The giant frowned, which I took to be a sign that the cogs in its dim brain were slowly clanking. I snatched Stu or Brian or Klaus or Yoko from its paw, affixed it back to my torso, and strode off, not waiting for a reply, rebuttoning my shirt and rebuttoning my cardigan and rebuttoning my coat as I went. My plan, of course, was to get my business done at the viaduct and then to take a different route home, avoiding the spinney and the duckpond and, thus, the giant too.
I made it almost to the viaduct, taking the most direct route by cutting through Scroonhoonpooge Farmyard, when I felt the earth beneath me quaking, and, looking back, saw to my horror that the giant was sprinting – sprinting! – towards me, each thump of its gigantic boots making the ground tremble for miles around. At the same time my ears were assailed by its terrible roaring. I need not tell you what it was roaring.
Scarcely able to think, I looked wildly around and realised I was but yards away from the eerie barn of legend. I hurtled towards it, flung myself inside, and pulled the door shut after me. I was well aware of the all the awful tales told about the eerie barn at Scroonhoonpooge Farmyard, and what befell those who trespassed within it. But my immediate concern was to hide from the giant, and in this I seemed to have succeeded, for peering through a knothole in the barn door I saw it pounding past at inhuman speed. My hectic panting subsided, and I was breathing normally as I unbuttoned my coat and unbuttoned my cardigan and unbuttoned my shirt and patted each of my five leeches affectionately.

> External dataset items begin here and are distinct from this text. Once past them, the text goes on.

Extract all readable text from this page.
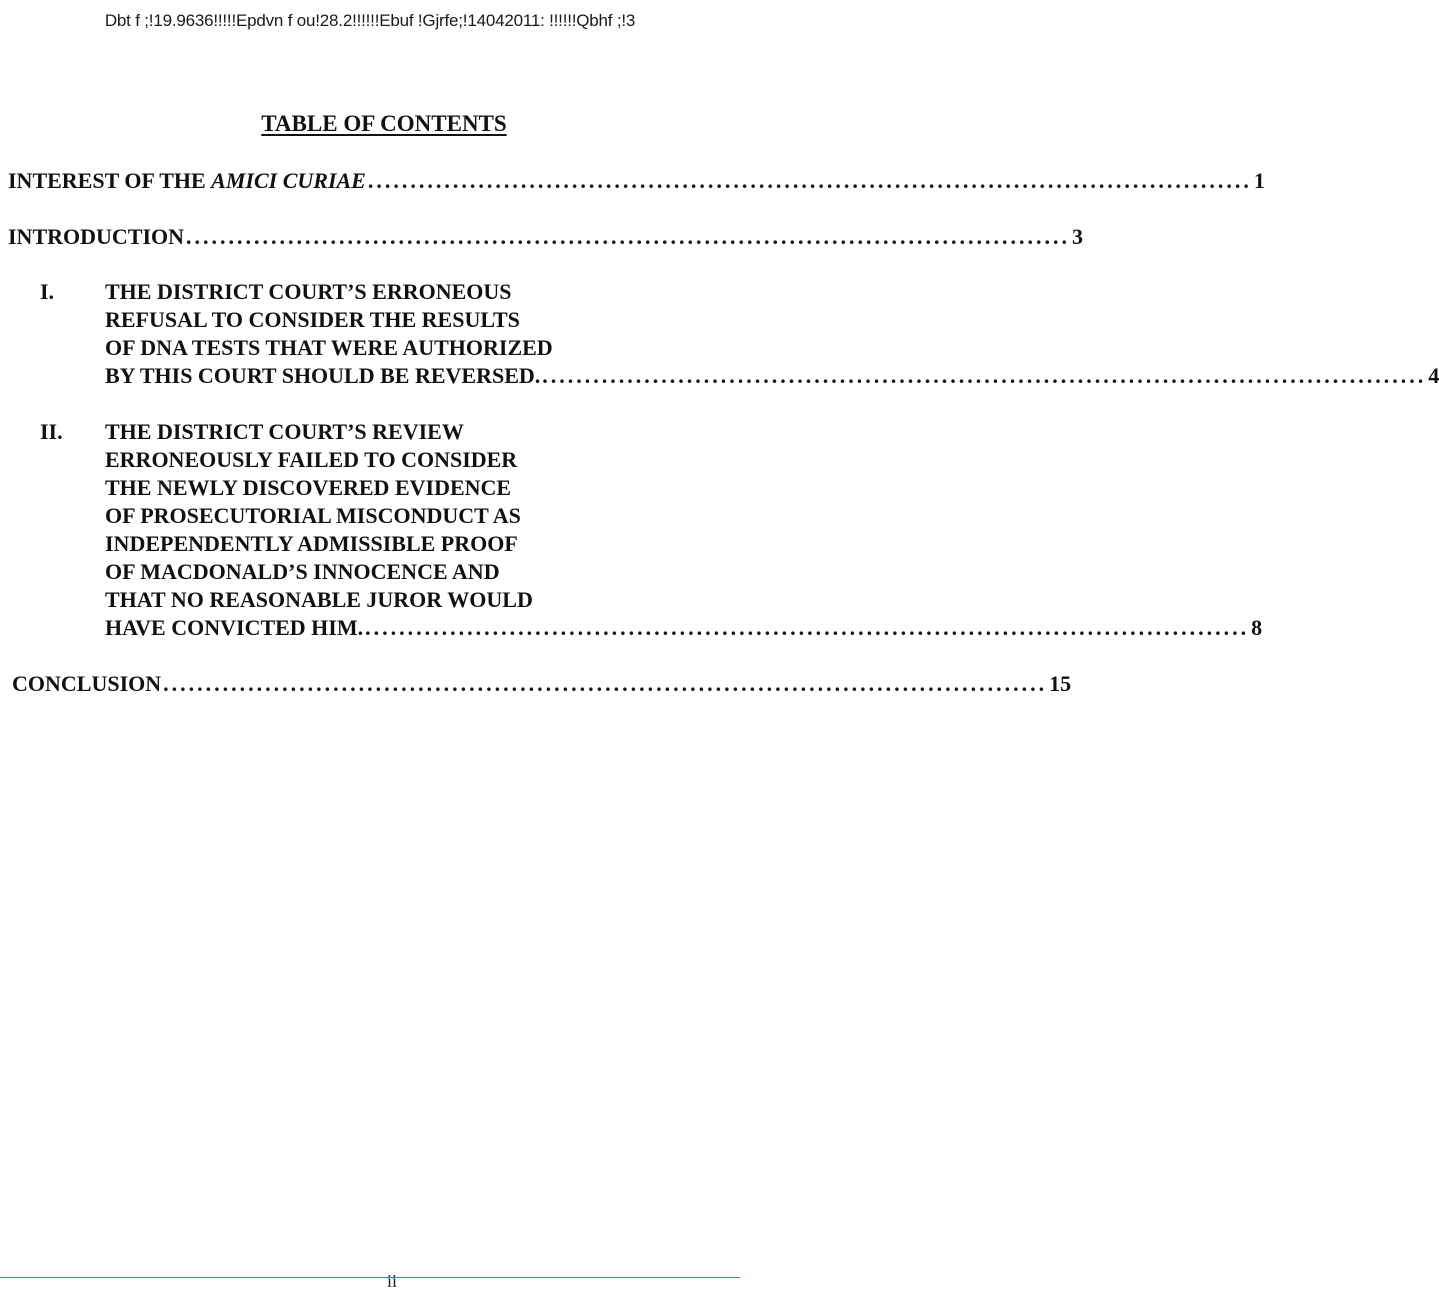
Dbt f ;!19.9636!!!!!Epdvn f ou!28.2!!!!!!Ebuf !Gjrfe;!14042011: !!!!!!Qbhf ;!3
TABLE OF CONTENTS
INTEREST OF THE AMICI CURIAE ........................................................................................................ 1
INTRODUCTION ........................................................................................................ 3
I.	THE DISTRICT COURT’S ERRONEOUS
REFUSAL TO CONSIDER THE RESULTS
OF DNA TESTS THAT WERE AUTHORIZED
BY THIS COURT SHOULD BE REVERSED. ........................................................................................................ 4
II.	THE DISTRICT COURT’S REVIEW
ERRONEOUSLY FAILED TO CONSIDER
THE NEWLY DISCOVERED EVIDENCE
OF PROSECUTORIAL MISCONDUCT AS
INDEPENDENTLY ADMISSIBLE PROOF
OF MACDONALD’S INNOCENCE AND
THAT NO REASONABLE JUROR WOULD
HAVE CONVICTED HIM. ........................................................................................................ 8
CONCLUSION ........................................................................................................ 15
ii
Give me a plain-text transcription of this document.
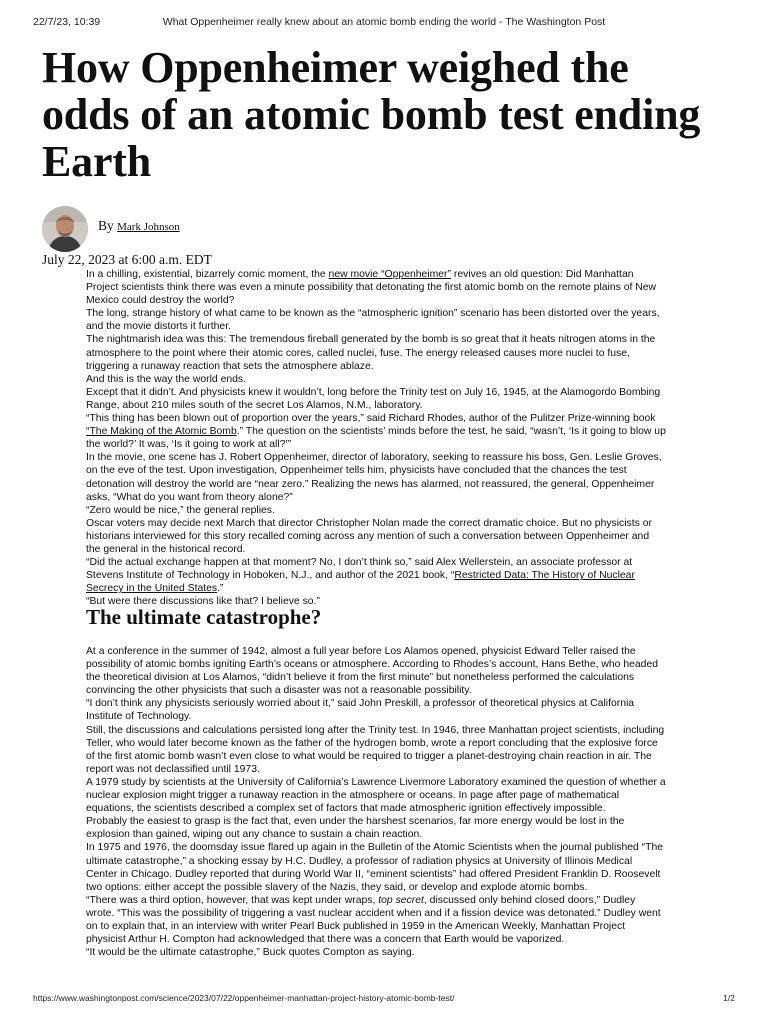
22/7/23, 10:39	What Oppenheimer really knew about an atomic bomb ending the world - The Washington Post
How Oppenheimer weighed the odds of an atomic bomb test ending Earth
By Mark Johnson
July 22, 2023 at 6:00 a.m. EDT

In a chilling, existential, bizarrely comic moment, the new movie “Oppenheimer” revives an old question: Did Manhattan Project scientists think there was even a minute possibility that detonating the first atomic bomb on the remote plains of New Mexico could destroy the world?

The long, strange history of what came to be known as the “atmospheric ignition” scenario has been distorted over the years, and the movie distorts it further.

The nightmarish idea was this: The tremendous fireball generated by the bomb is so great that it heats nitrogen atoms in the atmosphere to the point where their atomic cores, called nuclei, fuse. The energy released causes more nuclei to fuse, triggering a runaway reaction that sets the atmosphere ablaze.

And this is the way the world ends.

Except that it didn’t. And physicists knew it wouldn’t, long before the Trinity test on July 16, 1945, at the Alamogordo Bombing Range, about 210 miles south of the secret Los Alamos, N.M., laboratory.

“This thing has been blown out of proportion over the years,” said Richard Rhodes, author of the Pulitzer Prize-winning book “The Making of the Atomic Bomb.” The question on the scientists’ minds before the test, he said, “wasn’t, ‘Is it going to blow up the world?’ It was, ‘Is it going to work at all?’”

In the movie, one scene has J. Robert Oppenheimer, director of laboratory, seeking to reassure his boss, Gen. Leslie Groves, on the eve of the test. Upon investigation, Oppenheimer tells him, physicists have concluded that the chances the test detonation will destroy the world are “near zero.” Realizing the news has alarmed, not reassured, the general, Oppenheimer asks, “What do you want from theory alone?”

“Zero would be nice,” the general replies.

Oscar voters may decide next March that director Christopher Nolan made the correct dramatic choice. But no physicists or historians interviewed for this story recalled coming across any mention of such a conversation between Oppenheimer and the general in the historical record.

“Did the actual exchange happen at that moment? No, I don’t think so,” said Alex Wellerstein, an associate professor at Stevens Institute of Technology in Hoboken, N.J., and author of the 2021 book, “Restricted Data: The History of Nuclear Secrecy in the United States.”

“But were there discussions like that? I believe so.”

The ultimate catastrophe?

At a conference in the summer of 1942, almost a full year before Los Alamos opened, physicist Edward Teller raised the possibility of atomic bombs igniting Earth’s oceans or atmosphere. According to Rhodes’s account, Hans Bethe, who headed the theoretical division at Los Alamos, “didn’t believe it from the first minute” but nonetheless performed the calculations convincing the other physicists that such a disaster was not a reasonable possibility.

“I don’t think any physicists seriously worried about it,” said John Preskill, a professor of theoretical physics at California Institute of Technology.

Still, the discussions and calculations persisted long after the Trinity test. In 1946, three Manhattan project scientists, including Teller, who would later become known as the father of the hydrogen bomb, wrote a report concluding that the explosive force of the first atomic bomb wasn’t even close to what would be required to trigger a planet-destroying chain reaction in air. The report was not declassified until 1973.

A 1979 study by scientists at the University of California’s Lawrence Livermore Laboratory examined the question of whether a nuclear explosion might trigger a runaway reaction in the atmosphere or oceans. In page after page of mathematical equations, the scientists described a complex set of factors that made atmospheric ignition effectively impossible.

Probably the easiest to grasp is the fact that, even under the harshest scenarios, far more energy would be lost in the explosion than gained, wiping out any chance to sustain a chain reaction.

In 1975 and 1976, the doomsday issue flared up again in the Bulletin of the Atomic Scientists when the journal published “The ultimate catastrophe,” a shocking essay by H.C. Dudley, a professor of radiation physics at University of Illinois Medical Center in Chicago. Dudley reported that during World War II, “eminent scientists” had offered President Franklin D. Roosevelt two options: either accept the possible slavery of the Nazis, they said, or develop and explode atomic bombs.

“There was a third option, however, that was kept under wraps, top secret, discussed only behind closed doors,” Dudley wrote. “This was the possibility of triggering a vast nuclear accident when and if a fission device was detonated.” Dudley went on to explain that, in an interview with writer Pearl Buck published in 1959 in the American Weekly, Manhattan Project physicist Arthur H. Compton had acknowledged that there was a concern that Earth would be vaporized.

“It would be the ultimate catastrophe,” Buck quotes Compton as saying.

https://www.washingtonpost.com/science/2023/07/22/oppenheimer-manhattan-project-history-atomic-bomb-test/	1/2
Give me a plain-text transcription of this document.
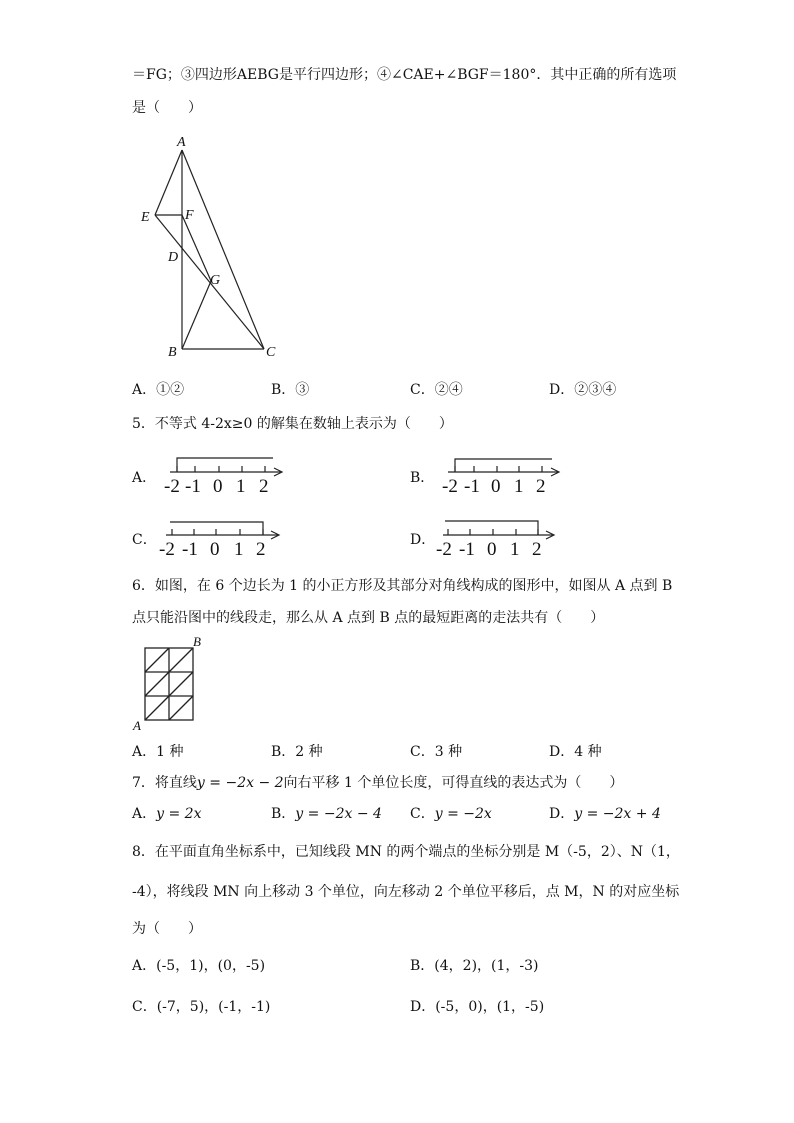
＝FG；③四边形AEBG是平行四边形；④∠CAE+∠BGF＝180°．其中正确的所有选项
是（　　）
A
E	F
D
G
B	C
A．①②	B．③	C．②④	D．②③④
5．不等式 4-2x≥0 的解集在数轴上表示为（　　）
A．	B．
C．	D．
-2 -1 0 1 2	-2 -1 0 1 2
-2 -1 0 1 2	-2 -1 0 1 2
6．如图，在 6 个边长为 1 的小正方形及其部分对角线构成的图形中，如图从 A 点到 B
点只能沿图中的线段走，那么从 A 点到 B 点的最短距离的走法共有（　　）
B
A
A．1 种	B．2 种	C．3 种	D．4 种
7．将直线y = −2x − 2向右平移 1 个单位长度，可得直线的表达式为（　　）
A．y = 2x	B．y = −2x − 4 C．y = −2x	D．y = −2x + 4
8．在平面直角坐标系中，已知线段 MN 的两个端点的坐标分别是 M（-5，2）、N（1，
-4），将线段 MN 向上移动 3 个单位，向左移动 2 个单位平移后，点 M，N 的对应坐标
为（　　）
A．(-5，1)，(0，-5)	B．(4，2)，(1，-3)
C．(-7，5)，(-1，-1)	D．(-5，0)，(1，-5)
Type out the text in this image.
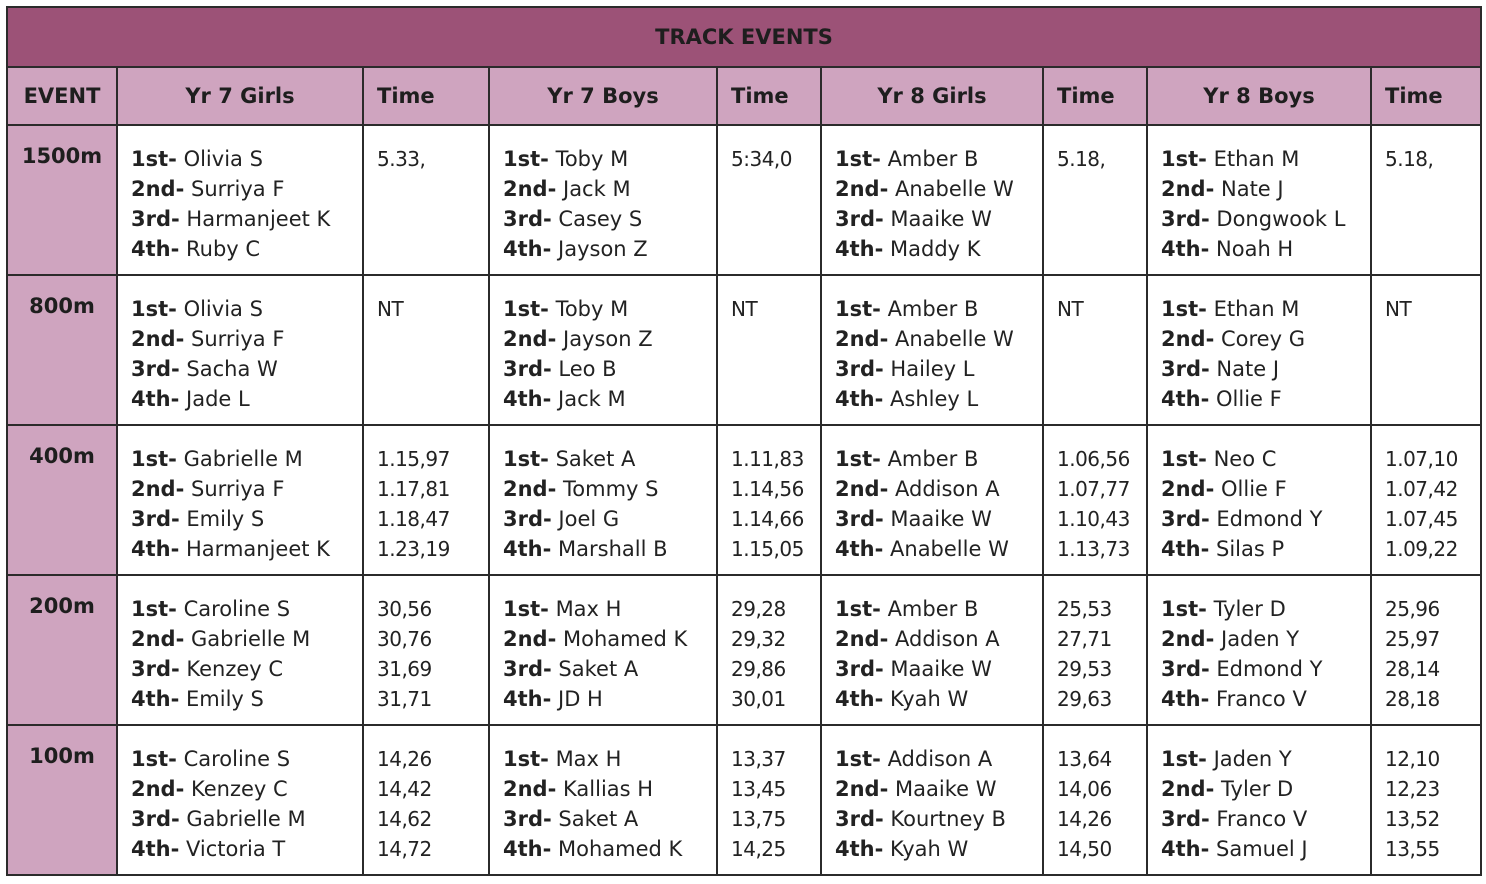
TRACK EVENTS								
EVENT	Yr 7 Girls	Time	Yr 7 Boys	Time	Yr 8 Girls	Time	Yr 8 Boys	Time
1500m	1st- Olivia S
2nd- Surriya F
3rd- Harmanjeet K
4th- Ruby C	5.33,	1st- Toby M
2nd- Jack M
3rd- Casey S
4th- Jayson Z	5:34,0	1st- Amber B
2nd- Anabelle W
3rd- Maaike W
4th- Maddy K	5.18,	1st- Ethan M
2nd- Nate J
3rd- Dongwook L
4th- Noah H	5.18,

800m	1st- Olivia S
2nd- Surriya F
3rd- Sacha W
4th- Jade L	NT	1st- Toby M
2nd- Jayson Z
3rd- Leo B
4th- Jack M	NT	1st- Amber B
2nd- Anabelle W
3rd- Hailey L
4th- Ashley L	NT	1st- Ethan M
2nd- Corey G
3rd- Nate J
4th- Ollie F	NT

400m	1st- Gabrielle M
2nd- Surriya F
3rd- Emily S
4th- Harmanjeet K	1.15,97
1.17,81
1.18,47
1.23,19	1st- Saket A
2nd- Tommy S
3rd- Joel G
4th- Marshall B	1.11,83
1.14,56
1.14,66
1.15,05	1st- Amber B
2nd- Addison A
3rd- Maaike W
4th- Anabelle W	1.06,56
1.07,77
1.10,43
1.13,73	1st- Neo C
2nd- Ollie F
3rd- Edmond Y
4th- Silas P	1.07,10
1.07,42
1.07,45
1.09,22

200m	1st- Caroline S
2nd- Gabrielle M
3rd- Kenzey C
4th- Emily S	30,56
30,76
31,69
31,71	1st- Max H
2nd- Mohamed K
3rd- Saket A
4th- JD H	29,28
29,32
29,86
30,01	1st- Amber B
2nd- Addison A
3rd- Maaike W
4th- Kyah W	25,53
27,71
29,53
29,63	1st- Tyler D
2nd- Jaden Y
3rd- Edmond Y
4th- Franco V	25,96
25,97
28,14
28,18

100m	1st- Caroline S
2nd- Kenzey C
3rd- Gabrielle M
4th- Victoria T	14,26
14,42
14,62
14,72	1st- Max H
2nd- Kallias H
3rd- Saket A
4th- Mohamed K	13,37
13,45
13,75
14,25	1st- Addison A
2nd- Maaike W
3rd- Kourtney B
4th- Kyah W	13,64
14,06
14,26
14,50	1st- Jaden Y
2nd- Tyler D
3rd- Franco V
4th- Samuel J	12,10
12,23
13,52
13,55
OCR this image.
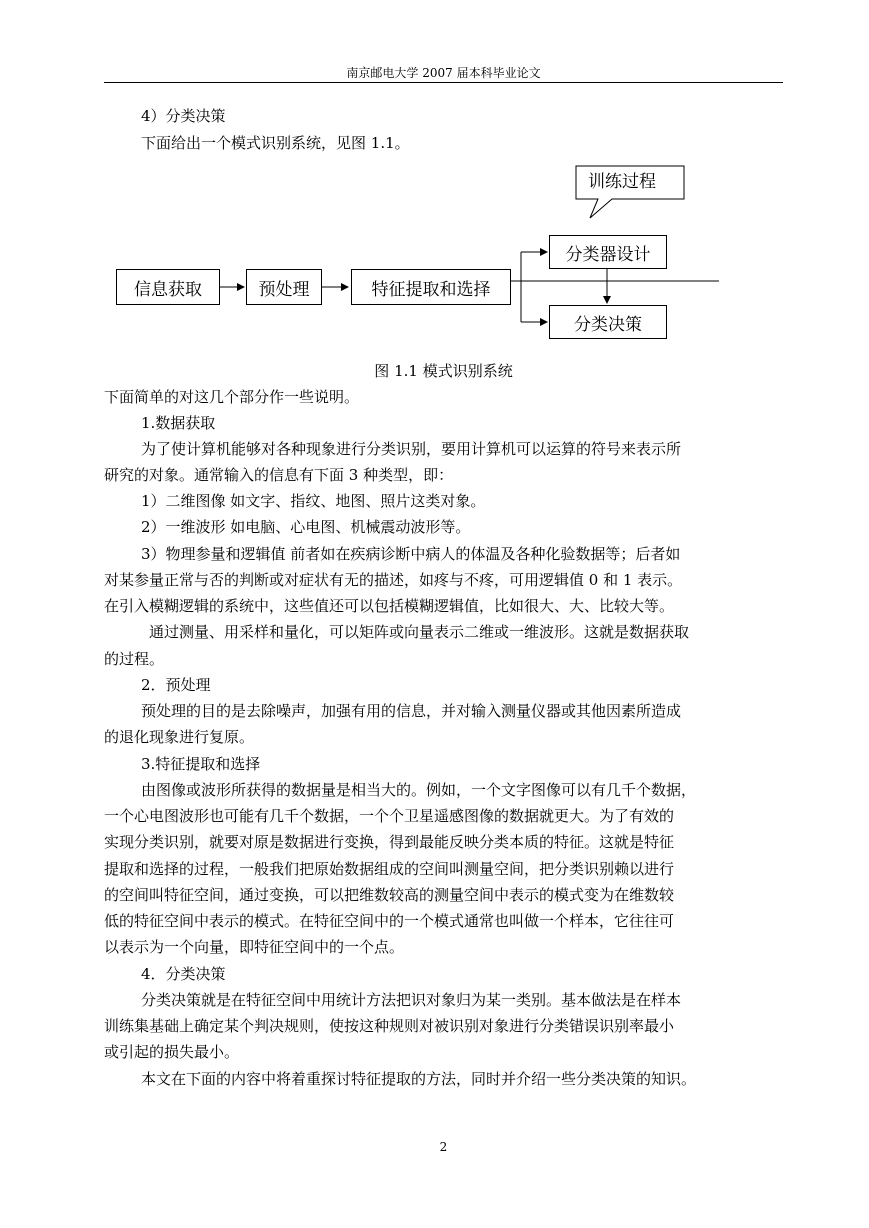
南京邮电大学 2007 届本科毕业论文
4）分类决策
下面给出一个模式识别系统，见图 1.1。
信息获取	预处理	特征提取和选择
分类器设计
分类决策
训练过程
图 1.1 模式识别系统
下面简单的对这几个部分作一些说明。
1.数据获取
为了使计算机能够对各种现象进行分类识别，要用计算机可以运算的符号来表示所
研究的对象。通常输入的信息有下面 3 种类型，即：
1）二维图像 如文字、指纹、地图、照片这类对象。
2）一维波形 如电脑、心电图、机械震动波形等。
3）物理参量和逻辑值 前者如在疾病诊断中病人的体温及各种化验数据等；后者如
对某参量正常与否的判断或对症状有无的描述，如疼与不疼，可用逻辑值 0 和 1 表示。
在引入模糊逻辑的系统中，这些值还可以包括模糊逻辑值，比如很大、大、比较大等。
通过测量、用采样和量化，可以矩阵或向量表示二维或一维波形。这就是数据获取
的过程。
2．预处理
预处理的目的是去除噪声，加强有用的信息，并对输入测量仪器或其他因素所造成
的退化现象进行复原。
3.特征提取和选择
由图像或波形所获得的数据量是相当大的。例如，一个文字图像可以有几千个数据，
一个心电图波形也可能有几千个数据，一个个卫星遥感图像的数据就更大。为了有效的
实现分类识别，就要对原是数据进行变换，得到最能反映分类本质的特征。这就是特征
提取和选择的过程，一般我们把原始数据组成的空间叫测量空间，把分类识别赖以进行
的空间叫特征空间，通过变换，可以把维数较高的测量空间中表示的模式变为在维数较
低的特征空间中表示的模式。在特征空间中的一个模式通常也叫做一个样本，它往往可
以表示为一个向量，即特征空间中的一个点。
4．分类决策
分类决策就是在特征空间中用统计方法把识对象归为某一类别。基本做法是在样本
训练集基础上确定某个判决规则，使按这种规则对被识别对象进行分类错误识别率最小
或引起的损失最小。
本文在下面的内容中将着重探讨特征提取的方法，同时并介绍一些分类决策的知识。
2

“Fear not, my little blood-crammed friends,” I murmured, “You are safe from the giant.”
Safe from the giant indeed. But not, alas, from the nameless horror lurking within the eerie barn at Scroonhoonpooge Farmyard. Somehow, that morning, I got out of there alive. How I wish I could say the same for my leeches. But they were ripp’d untimely from my torso, ripp’d by something menacing and invisible and fetid and disgusting and terrifying, something that would have given even my pursuing sprinting giant the collywobbles. Poor John and Paul and George and Ringo. Poor Stu or Brian or Klaus or Yoko. I do not know what became of them, nor of my precious blood with which they were engorged. I left my leeches and my blood in that abominable barn as I fled.
And I fled straight into the arms of the giant. It was waiting for me at the side gate of the farmyard.
“Fee Fi Fo Fum” it roared.
I was almost blind with tears, but that did not stop me thrusting the point of my poniard through the giant’s gigantic heart. Its foul impure giant’s blood gushed, splattering me from head to toe. It crashed to earth, writhed, and perished. I was in no fit state to sort out my business at the viaduct. Sheathing my bloody poniard, I wended my way home, past the spinney and the duckpond. When I had hosed the giant’s blood off my coat and my cardigan and my shirt and my scarf and my trousers and my underpants and my socks and my shoes and my Homburg, I sat in the bath for an hour. Then I took five fresh leeches out of the leecharium and affixed them one by one to my torso. The first four I named Fee and Fi and Fo and Fum. The fifth, I decided, would remain nameless, like the nameless horror in the eerie barn at Scroonhoonpooge Farmyard. Thus I paid tribute to my lost leeches, my lost blood.
a charming tale, especially the bit about the nameless horror. How much simpler and more drab it would have been if you were Scottish.